I wrote my master’s thesis about Leonora Carrington’s paintings, so she’s really special to me and has been a touchpoint in my life for many years now.

For those who don’t know her, she was a British artist who got involved with the Surrealists in Europe in the 1920s until she relocated to Mexico City during World War II, and she made some of the most layered, symbolic art works in the Surrealist movement.

She was born into a wealthy Irish-Catholic family but rejected her family’s pressure to conform to the societal standards for a young woman of her social class and became an artist instead.

She was a badass in the truest sense of the word, and through her lifetime made paintings, wrote novels and poems, and designed theatre sets and costumes.

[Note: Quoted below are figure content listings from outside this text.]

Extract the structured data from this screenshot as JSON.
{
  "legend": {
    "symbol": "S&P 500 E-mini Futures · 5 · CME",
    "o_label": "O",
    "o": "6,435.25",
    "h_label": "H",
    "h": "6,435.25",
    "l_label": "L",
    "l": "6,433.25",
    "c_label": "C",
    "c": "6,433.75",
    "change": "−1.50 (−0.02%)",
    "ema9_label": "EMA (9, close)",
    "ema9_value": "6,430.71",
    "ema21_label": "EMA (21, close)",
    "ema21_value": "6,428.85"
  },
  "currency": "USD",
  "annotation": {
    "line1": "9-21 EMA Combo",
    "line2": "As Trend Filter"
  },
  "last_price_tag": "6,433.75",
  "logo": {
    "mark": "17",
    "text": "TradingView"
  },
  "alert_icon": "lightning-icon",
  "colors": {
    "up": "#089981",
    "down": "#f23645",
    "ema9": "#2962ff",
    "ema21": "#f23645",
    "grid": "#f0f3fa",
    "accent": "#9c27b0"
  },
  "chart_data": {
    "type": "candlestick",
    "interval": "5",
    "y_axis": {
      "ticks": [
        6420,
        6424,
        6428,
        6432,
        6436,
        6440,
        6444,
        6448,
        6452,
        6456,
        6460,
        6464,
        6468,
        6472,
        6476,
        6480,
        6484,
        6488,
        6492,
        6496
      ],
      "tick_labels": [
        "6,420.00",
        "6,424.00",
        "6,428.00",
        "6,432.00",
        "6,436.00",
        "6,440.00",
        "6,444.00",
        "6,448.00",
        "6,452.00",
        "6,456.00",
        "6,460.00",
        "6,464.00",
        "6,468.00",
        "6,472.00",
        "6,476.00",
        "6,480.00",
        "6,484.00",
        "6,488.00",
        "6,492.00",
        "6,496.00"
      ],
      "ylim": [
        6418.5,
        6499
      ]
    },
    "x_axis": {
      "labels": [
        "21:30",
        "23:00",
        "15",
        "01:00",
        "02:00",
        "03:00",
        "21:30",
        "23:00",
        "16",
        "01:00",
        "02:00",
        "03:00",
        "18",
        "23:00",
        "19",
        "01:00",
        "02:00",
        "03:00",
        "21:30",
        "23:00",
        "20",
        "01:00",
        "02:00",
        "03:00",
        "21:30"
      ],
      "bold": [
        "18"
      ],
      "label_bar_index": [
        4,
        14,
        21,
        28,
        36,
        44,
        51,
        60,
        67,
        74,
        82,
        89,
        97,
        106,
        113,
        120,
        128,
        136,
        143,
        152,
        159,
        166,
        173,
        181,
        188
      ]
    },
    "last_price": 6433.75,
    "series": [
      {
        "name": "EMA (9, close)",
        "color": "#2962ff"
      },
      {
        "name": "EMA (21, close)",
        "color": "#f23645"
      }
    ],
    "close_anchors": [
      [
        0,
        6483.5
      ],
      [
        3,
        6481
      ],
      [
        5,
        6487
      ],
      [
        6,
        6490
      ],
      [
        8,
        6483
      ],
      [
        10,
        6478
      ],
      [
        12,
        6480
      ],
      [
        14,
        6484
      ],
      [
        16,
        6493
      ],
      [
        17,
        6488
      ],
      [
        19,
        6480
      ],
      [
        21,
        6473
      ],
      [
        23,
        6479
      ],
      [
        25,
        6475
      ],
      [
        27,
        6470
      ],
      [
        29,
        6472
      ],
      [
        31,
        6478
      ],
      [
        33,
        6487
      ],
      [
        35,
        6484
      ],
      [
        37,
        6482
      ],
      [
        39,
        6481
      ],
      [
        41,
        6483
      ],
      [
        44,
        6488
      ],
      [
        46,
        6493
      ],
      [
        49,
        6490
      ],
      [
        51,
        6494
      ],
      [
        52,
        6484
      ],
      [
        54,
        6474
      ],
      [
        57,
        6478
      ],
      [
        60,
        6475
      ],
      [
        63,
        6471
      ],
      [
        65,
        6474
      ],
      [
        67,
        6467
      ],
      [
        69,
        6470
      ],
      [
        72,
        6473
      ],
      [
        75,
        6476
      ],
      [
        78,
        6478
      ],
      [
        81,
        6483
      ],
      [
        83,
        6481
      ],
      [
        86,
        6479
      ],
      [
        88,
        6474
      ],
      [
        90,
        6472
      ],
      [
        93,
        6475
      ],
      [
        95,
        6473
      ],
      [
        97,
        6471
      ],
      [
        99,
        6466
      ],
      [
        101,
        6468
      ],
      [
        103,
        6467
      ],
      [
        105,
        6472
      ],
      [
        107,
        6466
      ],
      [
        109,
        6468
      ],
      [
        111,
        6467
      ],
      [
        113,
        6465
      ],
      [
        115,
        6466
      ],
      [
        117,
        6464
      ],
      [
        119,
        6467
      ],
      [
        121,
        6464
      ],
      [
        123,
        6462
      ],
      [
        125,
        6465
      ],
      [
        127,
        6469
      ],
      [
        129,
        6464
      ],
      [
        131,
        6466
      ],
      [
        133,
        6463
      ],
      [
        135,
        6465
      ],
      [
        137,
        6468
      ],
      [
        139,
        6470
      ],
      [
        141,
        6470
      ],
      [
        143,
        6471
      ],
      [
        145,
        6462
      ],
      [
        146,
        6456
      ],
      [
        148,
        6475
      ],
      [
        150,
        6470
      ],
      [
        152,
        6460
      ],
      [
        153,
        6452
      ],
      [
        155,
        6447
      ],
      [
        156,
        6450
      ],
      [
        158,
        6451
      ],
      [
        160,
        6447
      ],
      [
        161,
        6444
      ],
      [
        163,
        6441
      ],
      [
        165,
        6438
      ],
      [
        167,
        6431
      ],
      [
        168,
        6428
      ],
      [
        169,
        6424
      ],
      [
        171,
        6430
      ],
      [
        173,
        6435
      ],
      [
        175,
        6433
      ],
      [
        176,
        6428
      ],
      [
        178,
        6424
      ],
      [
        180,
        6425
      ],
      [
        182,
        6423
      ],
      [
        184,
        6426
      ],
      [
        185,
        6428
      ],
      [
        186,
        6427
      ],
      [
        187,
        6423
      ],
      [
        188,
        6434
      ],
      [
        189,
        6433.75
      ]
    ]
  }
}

Her paintings are populated with strange figures that are often anthropomorphic and seem to be conducting strange rituals, and they’re populated with mythic and occult symbols.

The painting I returned to as I was working on the album is called ‘And then we saw the daughter of the Minotaur’. I love this particular painting because, for me, it’s about what’s born from the violence and viciousness of generational trauma, and the way our family histories follow us.

It’s literal for the young minotaur robed in orange, a colour associated with the transformative power of fire, who sits at the table.

Yet despite her resemblance to the fearsome Minotaur from Greek mythology, she’s poised and regal as she welcomes two small children into her court.

There’s no sign of threat, but it looks like they’re about to be initiated into something really special. There’s so much more I could say about this painting, but I’ll finish with this.

It resonates with me so much because it makes me think about what it takes to find our way out of the labyrinth and into a truer version of ourselves, and that’s what the final song on the record (‘Song for Jason Molina (Cold Rain)’) is about.